The italics in the foregoing extract are ours. The terms employed by the Free Democrat to characterize the judicial action of three members of the Supreme Court of Ohio, who, it is fair to presume, are honorable men, probably men learned in the law, and who are sworn to interpret it honestly and to the best of their ability, constitute a fair sample of the decency and manliness of the Abolition press, which has good words for negroes and negro worshippers, but none for any white man who fails to appreciate the beauties of its “higher law” doctrines, and does not echo its ravings against the South and its institutions.
Daily State Journal
June 20, 1859
Under this caption, and for the purpose of proving Judge Swan’s claim to that title, the Buffalo commercial quotes the following extract from his decision in the Oberlin rescue case: -
“As a citizen I would not deliberately violate the constitution or the law by interference with fugitives from justice. But if a weary, frightened slave should appeal to me to protect him from his pursuers, it is possible I might momentarily forget my allegiance to the law and constitution and give him a covert from those who were on his track.”
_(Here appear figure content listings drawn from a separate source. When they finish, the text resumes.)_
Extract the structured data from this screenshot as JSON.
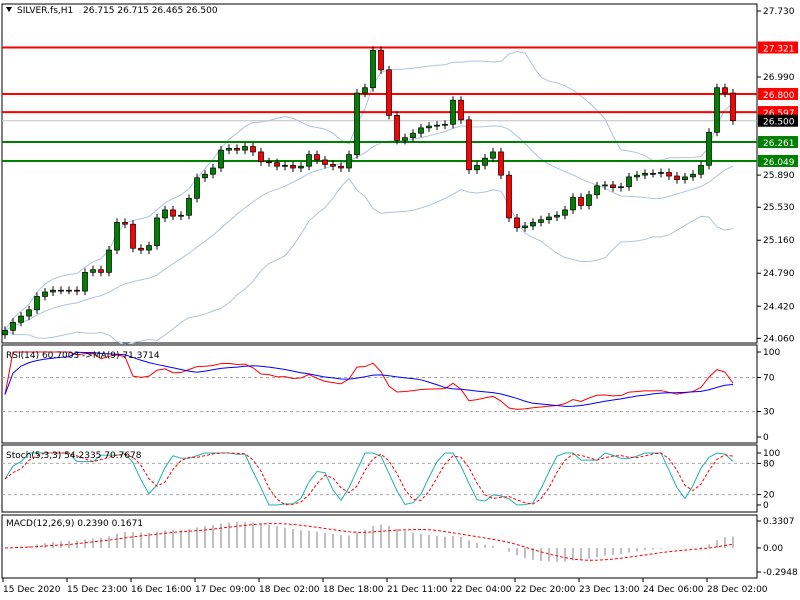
{
  "header": {
    "symbol_label": "SILVER.fs,H1",
    "ohlc": "26.715 26.715 26.465 26.500",
    "menu_icon": "triangle-down-icon"
  },
  "colors": {
    "bull_candle": "#008000",
    "bear_candle": "#ff0000",
    "bollinger": "#b0c4de",
    "resistance": "#ff0000",
    "support": "#008000",
    "rsi_line": "#ff0000",
    "rsi_ma_line": "#0000ff",
    "stoch_main": "#20b2aa",
    "stoch_signal": "#ff0000",
    "macd_hist": "#c0c0c0",
    "macd_signal": "#ff0000"
  },
  "chart_data": {
    "type": "candlestick",
    "symbol": "SILVER.fs",
    "timeframe": "H1",
    "close": [
      24.15,
      24.24,
      24.31,
      24.38,
      24.53,
      24.58,
      24.6,
      24.6,
      24.6,
      24.59,
      24.8,
      24.83,
      24.8,
      25.05,
      25.36,
      25.34,
      25.07,
      25.05,
      25.1,
      25.41,
      25.5,
      25.43,
      25.44,
      25.63,
      25.86,
      25.9,
      25.97,
      26.17,
      26.19,
      26.17,
      26.21,
      26.15,
      26.04,
      26.03,
      25.99,
      26.0,
      25.97,
      25.99,
      26.12,
      26.06,
      26.01,
      25.99,
      25.97,
      26.12,
      26.81,
      26.87,
      27.29,
      27.07,
      26.56,
      26.28,
      26.31,
      26.36,
      26.42,
      26.44,
      26.45,
      26.46,
      26.73,
      26.51,
      25.95,
      26.0,
      26.08,
      26.15,
      25.89,
      25.41,
      25.3,
      25.32,
      25.36,
      25.39,
      25.42,
      25.44,
      25.5,
      25.64,
      25.55,
      25.67,
      25.77,
      25.78,
      25.75,
      25.76,
      25.87,
      25.89,
      25.91,
      25.91,
      25.92,
      25.88,
      25.84,
      25.87,
      25.9,
      26.0,
      26.37,
      26.87,
      26.81,
      26.5
    ],
    "first_open": 24.1,
    "ylim": [
      24.06,
      27.73
    ],
    "price_ticks": [
      "27.730",
      "26.990",
      "25.890",
      "25.530",
      "25.160",
      "24.790",
      "24.420",
      "24.060"
    ],
    "time_ticks": [
      "15 Dec 2020",
      "15 Dec 23:00",
      "16 Dec 16:00",
      "17 Dec 09:00",
      "18 Dec 02:00",
      "18 Dec 18:00",
      "21 Dec 11:00",
      "22 Dec 04:00",
      "22 Dec 20:00",
      "23 Dec 13:00",
      "24 Dec 06:00",
      "28 Dec 02:00"
    ],
    "levels": [
      {
        "price": 27.321,
        "label": "27.321",
        "kind": "resistance"
      },
      {
        "price": 26.8,
        "label": "26.800",
        "kind": "resistance"
      },
      {
        "price": 26.597,
        "label": "26.597",
        "kind": "resistance"
      },
      {
        "price": 26.261,
        "label": "26.261",
        "kind": "support"
      },
      {
        "price": 26.049,
        "label": "26.049",
        "kind": "support"
      }
    ],
    "current_price": {
      "price": 26.5,
      "label": "26.500"
    },
    "bollinger": {
      "period": 20,
      "deviation": 2
    },
    "indicators": {
      "rsi": {
        "label": "RSI(14) 60.7003  ->MA(9) 71.3714",
        "period": 14,
        "ma_period": 9,
        "levels": [
          70,
          30
        ],
        "ticks": [
          "100",
          "70",
          "30",
          "0"
        ]
      },
      "stoch": {
        "label": "Stoch(5,3,3) 54.2335 70.7678",
        "k": 5,
        "d": 3,
        "slowing": 3,
        "levels": [
          80,
          20
        ],
        "ticks": [
          "100",
          "80",
          "20",
          "0"
        ]
      },
      "macd": {
        "label": "MACD(12,26,9) 0.2390 0.1671",
        "fast": 12,
        "slow": 26,
        "signal": 9,
        "ticks": [
          "0.3307",
          "0.00",
          "-0.2948"
        ],
        "range": [
          -0.2948,
          0.3307
        ]
      }
    }
  }
}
We do not exactly understand in what the Commercial would have us consider, the uprightness of the judge to consist: whether in his disposition to yield to the law of his being and feed the hungry and protect the oppressed, or in yielding to the dictates of an inhuman slave law and subverting the rights of man.
Grant County Witness
July 14, 1859
The Oberlin Rescuers Discharged.
To the astonishment of every body, the Government has completely backed down in the Oberlin Rescue cases. The prisoners have been liberated without trial, and without any concessions on their part. “It will be remembered that before the Court adjourned it offered to admit these parties to bail. This they declined giving. The Court then proposed to release them upon their personal recognizance. This offer was declined also, since when they have been confined in the Cleveland jail.” All at once orders came for their liberation; but what should induce the Government to take such a step is not yet known.
In honor of the victory, the citizens of Cleveland fired one hundred guns.